Sibonia looked worn out, tired, and thin. Her hair was a mess. Her face was puffy and swollen, and her skin shiny. But her eyes shone calm. That was the same face I'd seen in the pen. She was calm as an egg. They slammed her into a chair before Judge Fuggett, and the men surrounded her. Several stood before her, cursing, as the Judge pulled up a chair before her. A table was throwed in front of him, and a drink was set before him. Somebody handed him a cigar. He settled himself behind the table and lit it, puffing and sipping his drink slowly. He weren't in a hurry, and neither was Sibonia, who sat there silent as the moon, even as several men around her cussed her up and down.

Finally Judge Fuggett spoke up and shushed everybody. He turned to Sibonia and said, “Sibby, we aims to find out about this murderous plot. We know you is the leader. Several people has said it. So don't deny it.”

Sibonia was calm as a blade of grass.
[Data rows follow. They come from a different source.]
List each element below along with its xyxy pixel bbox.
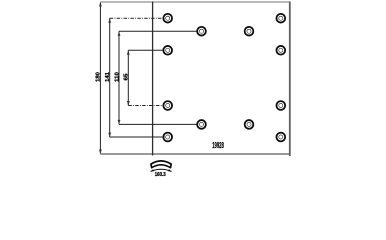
row2 connector <box>119 30 198 32</box>
rivet hole r2c2 <box>197 27 206 36</box>
dimension line 1 (overall width 180) <box>99 3 101 154</box>
rivet hole r2c3 <box>245 27 254 36</box>
rivet hole r4c4 <box>276 101 285 110</box>
dimension line 2 (141) <box>109 18 111 137</box>
row1 centerline connector (dash-dot) <box>110 17 165 19</box>
dimension line 4 (65) <box>127 50 129 105</box>
lining segment cross-section icon <box>151 161 171 168</box>
rivet hole r3c4 <box>276 46 285 55</box>
rivet hole r6c1 <box>163 133 172 142</box>
rivet hole r4c1 <box>163 101 172 110</box>
svg-text:110: 110 <box>114 72 120 82</box>
rivet hole r1c1 <box>163 14 172 23</box>
svg-text:65: 65 <box>124 74 130 81</box>
rivet hole r5c3 <box>245 120 254 129</box>
row3 connector <box>128 49 163 51</box>
backing plate top edge with extension line <box>100 1 289 3</box>
svg-text:180: 180 <box>96 72 102 82</box>
svg-text:19928: 19928 <box>212 141 224 150</box>
row4 centerline connector (dash-dot) <box>128 105 163 107</box>
rivet hole r5c2 <box>197 120 206 129</box>
svg-text:160.3: 160.3 <box>155 172 166 177</box>
rivet hole r3c1 <box>163 46 172 55</box>
backing plate right edge <box>289 2 291 157</box>
rivet hole r6c4 <box>276 133 285 142</box>
radius dimension arc with arrows <box>151 169 172 171</box>
rivet hole r1c4 <box>276 14 285 23</box>
backing plate left edge <box>152 2 154 156</box>
backing plate bottom edge with extension line <box>100 153 290 155</box>
row5 connector <box>119 123 198 125</box>
dimension line 3 (110) <box>118 31 120 124</box>
svg-text:141: 141 <box>105 72 111 82</box>
row6 connector <box>110 136 165 138</box>
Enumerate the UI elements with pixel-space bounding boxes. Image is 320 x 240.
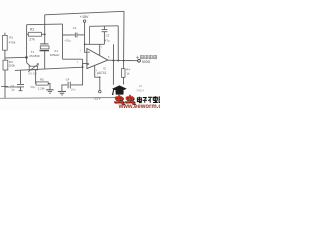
svg-text:C1: C1 bbox=[73, 26, 77, 30]
svg-text:≈20μ: ≈20μ bbox=[64, 38, 71, 42]
svg-text:R1: R1 bbox=[9, 36, 13, 40]
svg-text:1k: 1k bbox=[127, 71, 131, 75]
svg-text:500Ω: 500Ω bbox=[142, 60, 151, 64]
svg-text:R5: R5 bbox=[40, 77, 44, 81]
svg-text:7: 7 bbox=[101, 46, 103, 49]
svg-text:+15V: +15V bbox=[80, 15, 89, 19]
svg-text:C3: C3 bbox=[106, 34, 110, 38]
svg-text:R2: R2 bbox=[30, 27, 34, 31]
svg-text:150k: 150k bbox=[8, 64, 15, 68]
svg-text:μA741: μA741 bbox=[97, 71, 107, 75]
svg-text:465kHz: 465kHz bbox=[50, 53, 60, 57]
svg-text:D1: D1 bbox=[139, 84, 143, 88]
svg-text:6: 6 bbox=[108, 55, 110, 59]
svg-text:2SC839: 2SC839 bbox=[29, 54, 40, 58]
svg-text:W1 500: W1 500 bbox=[28, 72, 37, 76]
svg-text:1μ: 1μ bbox=[11, 88, 15, 92]
svg-text:-15V: -15V bbox=[93, 96, 101, 100]
svg-text:47μ: 47μ bbox=[105, 39, 110, 43]
svg-text:2.2M: 2.2M bbox=[38, 87, 45, 91]
svg-text:3: 3 bbox=[77, 61, 79, 64]
svg-text:P9514: P9514 bbox=[137, 89, 145, 93]
svg-text:2: 2 bbox=[80, 49, 82, 52]
svg-text:www.eeworm.com: www.eeworm.com bbox=[118, 104, 160, 110]
svg-text:27k: 27k bbox=[29, 37, 35, 41]
svg-text:470k: 470k bbox=[9, 40, 16, 44]
svg-text:C4: C4 bbox=[66, 78, 70, 82]
svg-text:50μ: 50μ bbox=[30, 85, 35, 89]
svg-text:IC: IC bbox=[103, 66, 107, 70]
svg-text:20n: 20n bbox=[71, 87, 76, 91]
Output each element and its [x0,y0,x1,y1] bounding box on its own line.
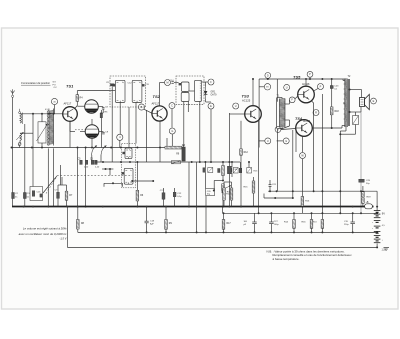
wire F2 to TS5 [295,97,297,99]
wire C14 to MF2 [174,82,179,84]
varcap C2 arrow [92,146,98,156]
resistor R10b [222,166,225,176]
label R6 [140,195,144,197]
MF1 winding b [132,80,144,102]
svg-text:-1,5 V: -1,5 V [59,236,66,240]
tick GM [277,140,284,142]
wire L1 top [20,113,63,115]
wire TS1 collector up [75,102,78,109]
wire C down [171,109,173,128]
wire stage right down [276,98,278,129]
resistor R8h [165,146,182,149]
wire box down [340,125,355,135]
label C12a [128,83,133,85]
volume coupler C16h [171,161,180,164]
label TS4 [295,117,303,121]
label C14 [170,80,175,82]
wire battery mid [376,231,377,233]
svg-text:TS3: TS3 [242,94,250,99]
node V1 [275,127,281,133]
wire R4 top [76,91,78,95]
node F2 [289,97,295,103]
MF1 winding a [113,80,125,102]
wire C12b leads [174,188,176,207]
wire C18 leads [146,207,148,233]
label R10 volume [226,194,231,196]
wire pot bottom [222,193,224,208]
svg-text:PO: PO [53,84,56,86]
wire TS1 to Z1 [77,105,84,107]
label TS3 [242,94,250,99]
svg-text:Commutateur de position: Commutateur de position [21,81,51,85]
label TS2 [153,94,161,99]
wire agc bracket [102,168,113,175]
note left [19,226,67,240]
resistor R14 [284,220,295,229]
ground bus [12,206,374,208]
capacitor C3 pad [23,193,30,199]
node G [169,128,175,134]
capacitor C2 pad [12,193,19,199]
node F1 [208,79,214,85]
junction L1 top [32,113,34,115]
wire gang down x101 [100,155,102,162]
wire MF1a out [119,103,121,135]
svg-text:100µ: 100µ [274,224,279,226]
resistor R12 [240,149,243,155]
wire trim bracket [104,182,123,187]
svg-text:B: B [141,105,143,109]
wire x223 seg [222,161,224,182]
wire cluster stubs [241,161,251,168]
label R4 [80,96,84,99]
resistor R8 [77,220,85,230]
MF2 winding a [179,82,189,102]
tick PH [314,89,318,92]
svg-text:AF117: AF117 [64,102,72,106]
coil L1 ferrite [19,109,23,124]
antenna A1 [11,89,15,97]
wire x206 drop [205,196,207,233]
wire TS5 emitter down [311,101,314,192]
svg-text:U: U [235,105,237,108]
wire L2 down [19,140,21,142]
wire agc drop [60,165,62,185]
wire TS3 base [229,113,245,115]
wire Z1 right [98,106,103,108]
wire R14 leads [293,213,295,232]
wire C1 down [19,145,21,147]
svg-text:U: U [286,86,288,89]
svg-text:AF117: AF117 [152,102,160,106]
wire gang down x92 [91,155,93,160]
svg-text:GR1: GR1 [211,92,216,94]
rail top right [277,78,346,80]
junction top rail [252,78,333,80]
node UM3 [284,84,290,90]
trimmer C6 [84,160,89,168]
capacitor C9 [102,131,109,134]
trimmer C1 [18,143,21,146]
wire T1 sec bot [281,120,290,129]
svg-text:Le volume est réglé suivant à: Le volume est réglé suivant à 30% [23,226,67,230]
resistor R4 [76,95,79,102]
potentiometer R9 [182,145,185,162]
wire R19 leads [362,186,364,207]
label AC128 TS4 [303,120,311,123]
wire C17 leads [163,188,165,207]
tuned circuit Z2 [85,125,99,139]
resistor R15 [243,181,254,193]
wire R11 leads [224,182,232,207]
junction rail213 [258,212,362,214]
svg-text:9V: 9V [382,212,385,216]
wire Z2 top [91,119,93,125]
node E1 [208,103,214,109]
node 6V [264,84,270,90]
switch I1 [365,202,373,209]
wire C27 leads [270,213,272,232]
node PH [318,84,324,90]
label GR1 OA79 [211,92,218,97]
node M1 [165,80,171,86]
speaker LS [360,94,370,109]
capacitor C21 [269,184,277,186]
svg-text:TS5: TS5 [293,75,301,80]
wire F1 stub [202,82,208,87]
resistor R9c [208,168,213,173]
wire TS3 collector [252,79,254,106]
capacitor C18b [203,168,206,173]
svg-text:avec un oscillateur mod. de 0,: avec un oscillateur mod. de 0,2000 kc [19,232,67,236]
net rail y247 [67,246,376,248]
svg-text:M: M [166,81,168,84]
wire T2 pins [343,79,345,103]
transistor TS2 [152,106,167,121]
label 4V5 [382,225,386,227]
label R12 [244,152,249,154]
capacitor C11 feed [106,82,150,86]
wire x340 down [339,134,341,213]
svg-text:R17: R17 [227,223,232,225]
rail y91 TS1-MF1 [77,90,110,92]
wire R17 leads [223,212,225,232]
wire L3 top [41,114,43,122]
label TS1 [66,84,74,89]
wire Tosc top [45,105,54,114]
wire T1 sec top [284,100,289,104]
electrolytic C26 [244,221,257,226]
wire x196 drop [196,162,198,232]
stage box right [276,79,278,102]
resistor R10 [223,188,232,200]
wire C23 leads [331,79,333,107]
resistor R13b [247,168,258,174]
wire C26 leads [254,213,256,232]
note right [267,249,353,260]
svg-text:G: G [285,140,287,143]
capacitor C16c [230,168,232,172]
transistor TS1 [63,107,78,122]
junction R18 bot [331,127,333,129]
net seg y198 [264,194,293,199]
wire L3 bottom [41,143,43,148]
padder shield box [122,144,136,188]
wire x77 drop [77,148,79,208]
transformer T1 [280,99,286,128]
wire x33 mid [32,148,34,187]
wire MF1b down1 [128,107,130,148]
IF transformer MF1 shield [110,76,146,107]
capacitor C23 [330,86,339,91]
wire x292 down [292,130,294,198]
svg-text:G: G [171,130,173,133]
trimmer C7t [90,159,94,165]
wire MF2a down [184,102,189,147]
node UM2 [300,153,306,159]
resistor R16b [301,197,310,207]
junction x340 [339,133,341,135]
wire C21 leads [269,180,271,192]
label R7b [69,195,73,197]
wire x67 drop [66,207,68,248]
wire x232 seg [231,161,233,177]
label AF117 TS2 [152,102,160,106]
resistor R16 [301,220,312,229]
wire switch arm [40,176,57,197]
node UM4 [265,138,271,144]
wire P1 stub [309,77,311,79]
ground symbol [384,247,390,250]
wire T2 sec a [349,89,362,98]
wire R9b leads [165,207,167,233]
wire B to TS2 [144,109,153,113]
wire TS5 collector up [305,79,307,86]
coil L3 box [37,122,48,143]
net rail y213 [223,207,378,214]
wire x70 em [69,122,71,148]
label T2 [344,75,351,119]
wire x229 col [228,113,230,207]
wire TS4 emitter down [302,136,304,213]
svg-text:GO: GO [53,82,57,84]
wire TS3 base down [240,121,242,207]
gang dash line [57,174,132,176]
wire antenna down [12,97,14,207]
node B [138,104,144,110]
node R21 [313,110,319,116]
wire box top [355,112,357,116]
stage box top [259,78,277,80]
wire battery top [376,191,378,233]
wire C3 leads [24,148,26,207]
padder coil Pb [122,168,133,184]
junction L3 [41,113,43,149]
wire left column x33 [32,114,34,148]
capacitor C17b [239,168,242,173]
node P1 [307,71,313,77]
wire E1 down [210,109,212,162]
junction I1 [376,206,378,208]
trimmer C5 [78,159,83,165]
gang dash diagonal [46,176,57,193]
wire TS3 emitter down [258,120,260,214]
resistor R9b [165,220,173,230]
transistor TS5 [298,86,315,103]
wire TS2 collector up [160,83,165,107]
tick 6V [259,86,264,88]
wire Tosc right leg [53,148,55,207]
varcap C3 arrow [101,146,107,156]
trimmer C8t [95,160,101,168]
svg-text:R: R [315,111,317,114]
wire R6 leads [136,162,138,207]
wire battery bottom [376,244,378,249]
label 1V5 [382,249,387,252]
junction x322 [321,78,323,192]
net rail y232 [78,231,376,233]
wire left column x25 [24,124,26,148]
wire Z2 right [99,131,104,133]
wire R8 leads [77,207,79,233]
battery cell taps [372,221,380,234]
transformer T-osc [47,109,54,146]
electrolytic C27 [269,221,279,226]
resistor R7b [65,191,68,200]
wire speaker down [360,112,362,213]
capacitor C17 [160,190,165,199]
net rail y191 [268,190,377,192]
wire R10 leads [223,182,225,207]
node E2 [371,98,377,104]
svg-text:U: U [267,140,269,143]
label GO PO OC [53,82,58,90]
wire R15 leads [253,177,255,207]
wire TS4 collector [312,126,345,129]
wire pot link [213,181,223,192]
stage box left [258,79,260,148]
capacitor C8 [102,107,109,109]
node 4 [117,134,123,140]
wire D1 stub [267,77,269,80]
svg-text:D: D [267,74,269,77]
wire x189 drop [188,162,190,207]
wire C2 leads [12,192,14,194]
resistor R19 [362,192,372,204]
battery B1 9V [374,211,385,218]
capacitor C19b [218,169,220,173]
wire R13 leads [321,213,323,232]
padder coil Pa [122,148,132,159]
svg-text:C: C [171,105,173,108]
wire L2 top [20,132,33,134]
wire x146 seg [146,110,148,162]
svg-text:AC125: AC125 [242,99,251,103]
wire TS1 base [62,113,64,115]
junction seg198 [274,197,294,199]
svg-text:TS1: TS1 [66,84,74,89]
node UM1 [233,103,239,109]
junction rail191 [276,190,362,192]
diode GR1 [204,87,208,100]
wire Tosc left leg [47,148,49,207]
label TS5 [293,75,301,80]
capacitor C12b [173,192,176,197]
transformer T2 [345,79,350,127]
junction bus [23,206,354,208]
wire C19 leads [352,213,354,232]
resistor R13 [312,220,323,229]
svg-text:R18: R18 [335,111,340,113]
wire x205 seg [204,161,206,189]
label C12b [177,193,182,198]
electrolytic C19 [344,221,355,226]
label Commutateur [21,81,51,85]
wire x322 long [321,94,323,213]
wire R7b leads [58,177,67,207]
wire node4 down [119,140,121,147]
band switch box C13 [30,187,43,201]
node C [169,103,175,109]
capacitor C7b [55,190,60,199]
wire T1 top [277,98,282,99]
label AC128 TS5 [302,83,310,86]
svg-text:R12: R12 [244,152,249,154]
electrolytic C18 [145,221,155,226]
wire C8 down [100,109,103,113]
junction Z2 bottom [91,147,93,149]
wire V1 to TS4 [281,129,296,153]
wire MF1 in [110,90,115,92]
wire TS2 emitter down [160,120,167,162]
junction rail147 a [11,147,122,149]
label R18 [335,111,340,113]
wire TS1 emitter down [70,121,75,131]
resistor R6 [136,190,139,201]
wire MF2 link [189,91,201,163]
capacitor C25 [359,179,371,185]
IF transformer MF2 shield [176,76,204,104]
wire T2 bottom [340,127,346,134]
junction rail162 [102,161,230,163]
wire T2 sec b [349,107,361,113]
resistor R11b [233,168,238,174]
wire Z2 left [80,131,85,133]
thermistor box R20 [353,116,359,125]
node +4V5 [51,98,57,104]
junction rail147 b [136,147,161,149]
net rail y147 [12,147,123,149]
svg-text:à basse température.: à basse température. [273,257,300,261]
wire Z2 bottom [91,138,93,147]
wire R16 leads [311,213,313,232]
net rail y162 [95,161,240,163]
wire gang x86 [85,148,87,208]
gang dash to osc [75,129,85,131]
wire G down [171,134,173,146]
label AF117 TS1 [64,102,72,106]
wire x112 down [111,148,113,163]
wire R18 down [331,115,333,128]
wire diode out [206,99,211,102]
junction rail232 [146,231,354,233]
label R9 pot [176,154,180,156]
resistor R18 [330,107,333,115]
svg-text:+B: +B [366,202,369,204]
coupling cap C16 [227,166,237,174]
svg-text:OC: OC [54,87,58,89]
resistor R5 [100,110,108,148]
She looked straight at the judge and looked neither sideways nor over his head. “I am the woman,” she said, “and I am not ashamed or afraid to confess it.”

The way she spoke, talking straight at him, in a room crowded full of drunk rebels, that just floored me.

Judge Fuggett asked her, “Who else is involved?”

“Me and my sister, Libby, and I ain't confessing to no other.”

“We got ways of getting you to tell it if you want.”

“Do your wants, then, Judge.”

Well that blowed his top. He went low-grade then, he got so hot it was a pity. He threatened to beat her, whip her, tar and feather her, but she said, “Go ahead. You can even get Darg if you want. But it can't be whipped out of me nor coerced in any way. I am the woman. I done it. And if I had the chance, I would do it again.”